Sunday, May 25, 2014

Ken Wapnick and the Course, a refresher

Since the end of December, 2013, Ken Wapnick is no longer with us in physical form. Yet he remains ever present to me. "Harpo" he called me affectionately, as a reminder not to take myself too seriously, and always showing me that laughter is healing, and specifically that the tiny mad idea cannot withstand laughter. We can laugh it away it with Jesus. The last time I saw him in person was at one of the last workshops in the lush environment of Roscoe, NY. I never managed to visit him in the new desert location of Temecula, CA. But I spoke to him on the phone once in a while, and inevitably he pick up the phone with: "Harpo?"

Thanks to some Dutch friends, I was able to attend the first new academy class in Temecula, CA after Ken's passing, from March 8th through 16th of 2014. One of their group had canceled, apparently because Ken would not be teaching. My gratitude knows no bounds that I was able to attend this workshop, "I am not a breadbox," based on Helen Shucman's famous "breadbox" episode, which demonstrated that she intuitively grasped the teachings of the Course even before it had been dictated to her.

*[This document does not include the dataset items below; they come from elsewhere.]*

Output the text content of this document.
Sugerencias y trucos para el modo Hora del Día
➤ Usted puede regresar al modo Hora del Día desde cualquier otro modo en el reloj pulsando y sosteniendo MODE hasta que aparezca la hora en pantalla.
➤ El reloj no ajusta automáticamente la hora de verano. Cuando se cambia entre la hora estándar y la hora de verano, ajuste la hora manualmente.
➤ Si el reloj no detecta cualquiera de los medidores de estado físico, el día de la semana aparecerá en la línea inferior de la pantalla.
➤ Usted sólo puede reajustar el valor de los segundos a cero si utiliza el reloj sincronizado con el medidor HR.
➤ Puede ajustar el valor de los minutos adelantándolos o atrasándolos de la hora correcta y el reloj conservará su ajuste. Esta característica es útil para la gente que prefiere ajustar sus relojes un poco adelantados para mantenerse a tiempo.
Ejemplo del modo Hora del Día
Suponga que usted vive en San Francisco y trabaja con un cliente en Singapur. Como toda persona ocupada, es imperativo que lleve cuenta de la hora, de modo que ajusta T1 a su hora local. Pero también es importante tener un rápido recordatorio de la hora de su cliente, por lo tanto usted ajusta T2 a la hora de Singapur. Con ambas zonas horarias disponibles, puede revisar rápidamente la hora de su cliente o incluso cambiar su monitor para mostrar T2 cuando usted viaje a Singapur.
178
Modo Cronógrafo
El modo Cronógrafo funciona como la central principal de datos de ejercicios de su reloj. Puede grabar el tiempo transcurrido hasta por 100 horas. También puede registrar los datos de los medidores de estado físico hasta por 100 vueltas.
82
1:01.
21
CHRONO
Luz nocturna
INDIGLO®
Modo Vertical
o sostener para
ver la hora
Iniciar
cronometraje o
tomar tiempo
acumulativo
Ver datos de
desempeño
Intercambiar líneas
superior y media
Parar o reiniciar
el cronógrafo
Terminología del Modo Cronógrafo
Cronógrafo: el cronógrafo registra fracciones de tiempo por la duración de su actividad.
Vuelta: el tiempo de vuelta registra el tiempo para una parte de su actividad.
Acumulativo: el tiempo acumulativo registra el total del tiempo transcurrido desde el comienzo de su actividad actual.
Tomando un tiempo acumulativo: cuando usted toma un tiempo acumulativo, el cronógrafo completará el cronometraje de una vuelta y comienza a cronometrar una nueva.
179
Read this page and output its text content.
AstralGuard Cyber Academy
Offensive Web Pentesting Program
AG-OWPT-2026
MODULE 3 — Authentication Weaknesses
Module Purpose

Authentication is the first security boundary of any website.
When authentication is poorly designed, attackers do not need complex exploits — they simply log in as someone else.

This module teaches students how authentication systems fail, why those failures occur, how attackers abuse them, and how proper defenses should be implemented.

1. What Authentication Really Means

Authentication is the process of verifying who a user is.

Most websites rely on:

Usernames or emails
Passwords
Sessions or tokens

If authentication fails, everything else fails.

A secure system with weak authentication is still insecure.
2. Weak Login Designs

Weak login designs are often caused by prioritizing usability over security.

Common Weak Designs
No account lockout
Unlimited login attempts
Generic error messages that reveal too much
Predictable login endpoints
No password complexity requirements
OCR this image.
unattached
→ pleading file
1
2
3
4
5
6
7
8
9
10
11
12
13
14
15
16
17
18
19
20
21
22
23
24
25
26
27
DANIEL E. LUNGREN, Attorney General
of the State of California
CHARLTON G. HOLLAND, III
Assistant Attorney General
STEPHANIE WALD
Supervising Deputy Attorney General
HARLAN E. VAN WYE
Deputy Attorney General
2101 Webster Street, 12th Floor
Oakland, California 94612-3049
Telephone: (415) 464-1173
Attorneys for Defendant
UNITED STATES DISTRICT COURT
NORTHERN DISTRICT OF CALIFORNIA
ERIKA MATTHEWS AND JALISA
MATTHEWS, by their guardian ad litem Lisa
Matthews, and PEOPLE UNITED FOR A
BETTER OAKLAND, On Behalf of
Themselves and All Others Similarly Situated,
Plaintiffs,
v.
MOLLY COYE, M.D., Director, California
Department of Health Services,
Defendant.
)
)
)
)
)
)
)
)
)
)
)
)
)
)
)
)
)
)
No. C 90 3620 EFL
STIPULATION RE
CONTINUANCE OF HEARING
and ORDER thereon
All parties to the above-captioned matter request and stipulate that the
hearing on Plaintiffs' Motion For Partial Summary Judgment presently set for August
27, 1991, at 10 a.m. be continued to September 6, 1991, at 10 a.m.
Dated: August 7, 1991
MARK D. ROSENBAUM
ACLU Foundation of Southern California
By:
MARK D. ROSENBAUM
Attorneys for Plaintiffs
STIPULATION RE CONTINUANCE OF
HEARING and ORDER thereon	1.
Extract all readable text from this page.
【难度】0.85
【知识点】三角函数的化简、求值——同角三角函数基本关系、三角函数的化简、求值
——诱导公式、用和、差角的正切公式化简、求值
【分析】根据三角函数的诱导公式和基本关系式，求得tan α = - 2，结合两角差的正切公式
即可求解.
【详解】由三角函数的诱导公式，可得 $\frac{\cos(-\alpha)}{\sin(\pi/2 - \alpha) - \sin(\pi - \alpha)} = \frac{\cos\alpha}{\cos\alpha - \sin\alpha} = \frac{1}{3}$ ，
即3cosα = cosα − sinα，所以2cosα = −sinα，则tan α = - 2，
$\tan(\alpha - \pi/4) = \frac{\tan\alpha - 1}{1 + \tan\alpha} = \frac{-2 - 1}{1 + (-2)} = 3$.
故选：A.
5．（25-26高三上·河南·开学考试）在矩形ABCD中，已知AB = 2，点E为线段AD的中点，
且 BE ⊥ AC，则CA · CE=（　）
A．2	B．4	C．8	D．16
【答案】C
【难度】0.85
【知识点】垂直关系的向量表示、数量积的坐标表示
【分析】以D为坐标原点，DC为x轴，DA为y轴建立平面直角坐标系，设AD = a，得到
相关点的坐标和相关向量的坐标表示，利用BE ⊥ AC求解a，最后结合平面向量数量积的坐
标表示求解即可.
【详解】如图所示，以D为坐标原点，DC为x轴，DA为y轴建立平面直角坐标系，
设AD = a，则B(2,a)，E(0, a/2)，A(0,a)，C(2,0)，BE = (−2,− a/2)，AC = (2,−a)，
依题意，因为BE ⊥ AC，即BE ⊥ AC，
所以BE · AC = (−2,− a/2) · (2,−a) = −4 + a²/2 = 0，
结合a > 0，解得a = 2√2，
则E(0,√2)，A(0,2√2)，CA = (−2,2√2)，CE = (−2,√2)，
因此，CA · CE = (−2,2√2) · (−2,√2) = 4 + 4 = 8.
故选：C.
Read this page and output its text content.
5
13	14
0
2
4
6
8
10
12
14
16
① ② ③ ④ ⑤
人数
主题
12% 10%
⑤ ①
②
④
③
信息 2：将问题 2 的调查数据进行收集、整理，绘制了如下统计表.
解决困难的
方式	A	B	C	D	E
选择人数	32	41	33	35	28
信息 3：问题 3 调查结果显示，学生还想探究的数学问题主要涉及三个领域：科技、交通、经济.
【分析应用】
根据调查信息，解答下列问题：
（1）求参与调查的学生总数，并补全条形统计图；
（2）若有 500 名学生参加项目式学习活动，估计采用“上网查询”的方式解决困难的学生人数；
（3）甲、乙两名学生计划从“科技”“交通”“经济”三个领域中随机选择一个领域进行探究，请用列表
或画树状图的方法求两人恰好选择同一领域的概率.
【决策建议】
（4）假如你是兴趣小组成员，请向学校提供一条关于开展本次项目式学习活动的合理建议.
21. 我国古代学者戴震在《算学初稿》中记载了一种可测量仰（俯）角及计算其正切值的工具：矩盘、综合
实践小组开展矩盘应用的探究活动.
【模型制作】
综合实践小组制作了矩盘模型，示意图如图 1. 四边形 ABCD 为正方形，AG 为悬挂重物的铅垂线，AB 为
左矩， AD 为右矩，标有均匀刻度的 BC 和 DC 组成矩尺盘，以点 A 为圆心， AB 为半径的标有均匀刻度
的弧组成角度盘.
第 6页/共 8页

Then, a month after the workshop, I had the opportunity to listen to a tape of Ken's last workshop before his illness took him out of commission, "Taking the ego lightly." Again another reminder of how serious Jesus really is about nothing being serious, when he says about the tiny mad idea, and its "real effects," the world, (T-27.VIII.6:4) that: "... together we can laugh them both away,..." Another flashback to Ken's habit of calling me "Harpo," always to remind me to take the ego lightly. A reminder of the voice of the Holy Spirit who is whispering in our ear that this is all a joke.

Subtly, in this last workshop, he also reinforces the Course's debt to Platonic and gnostic mythology, by equating the Tiny Mad Idea (TMI) in the Course, to the gnostic image of Sofia, and how she (it) gives rise to the Demiurge (Ialdabaoth) the ego's God, who we regard as the creator of the world, while the world itself is merely the "afterbirth," the eventual effect in form of the tiny mad idea, but really nothing to write home about.
In that light the gnostic roots of the Course really come alive, and in that sense the Course is a beautiful reminder that the main problem of gnosticism was taking it all too literally all over again, and losing itself in idle speculation, instead of continuing to learn to tune in to that little voice whispering in our ear.